The Food and Drug Administration is stymying innovation in the field of mobile medical applications with superfluous regulation, industry leaders said at a conservative think tank Wednesday.   

“We need regulatory structure 2.0 to deal with emerging technology,” said Joel White, president of Health IT Now. “It has to match the innovation and speed of the industry. Science fiction is moving to science fact.”

The American Enterprise Institute panel pointed to the 2011 Draft Guidance on Mobile Medical Applications released by the FDA as the impetus behind a convoluted and overbearing regulatory framework. The guidance identifies apps -- such as those found on an iPhone or iPad -- as medical devices that, under FDA’s purview, should be regulated.

The difficulty, according to the panel, is where to draw the line. Sixty-two percent of doctors are using tablets in some way to treat patients, according to White, and an increasing number of patients are using apps to clarify instructions, to make amateur diagnoses or simply to educate themselves on medical information. The panel contended an app that allows a patient to play checkers in order to keep his mind clear at the recommendation of a doctor should not be regulated in the same way as an app that helps a doctor read a CT scan.  

Jon Potter, president of the Applications Developers Alliance, said uncertainty in what will be regulated is driving away potential backers of new technologies.
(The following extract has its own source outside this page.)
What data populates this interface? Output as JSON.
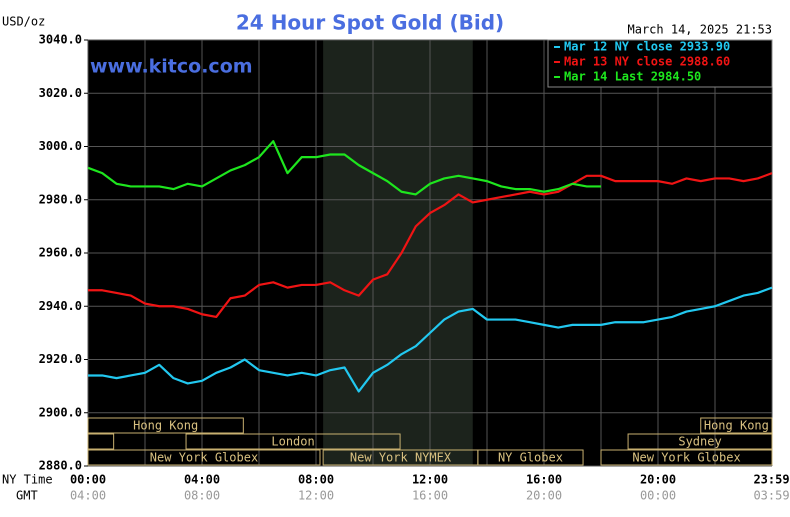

“Investors are looking at regulatory challenges as impeding their interest in investing,” he said.
Erica Jefferson, an FDA spokeswoman, said “only a subset” of mobile medical applications will be regulated.

“[FDA] will continue to promote innovation in this new and expanding field,” she said. “FDA oversight would generally be limited to apps that present the greatest risk.”

White and Potter argued for a new structure for regulating these apps should involve independent software experts who verify that a program does what it is intended to do, rather than medical professionals who examine the medical value.

“It’s about 1s and 0s,” White said.

They also said the regulatory structure must be inexpensive, as the often free applications do not generate the revenue to support additional fees. White said developers will “make [the next] Angry Birds instead of a glucose app that helps diabetic patients,” because that’s where the money will be.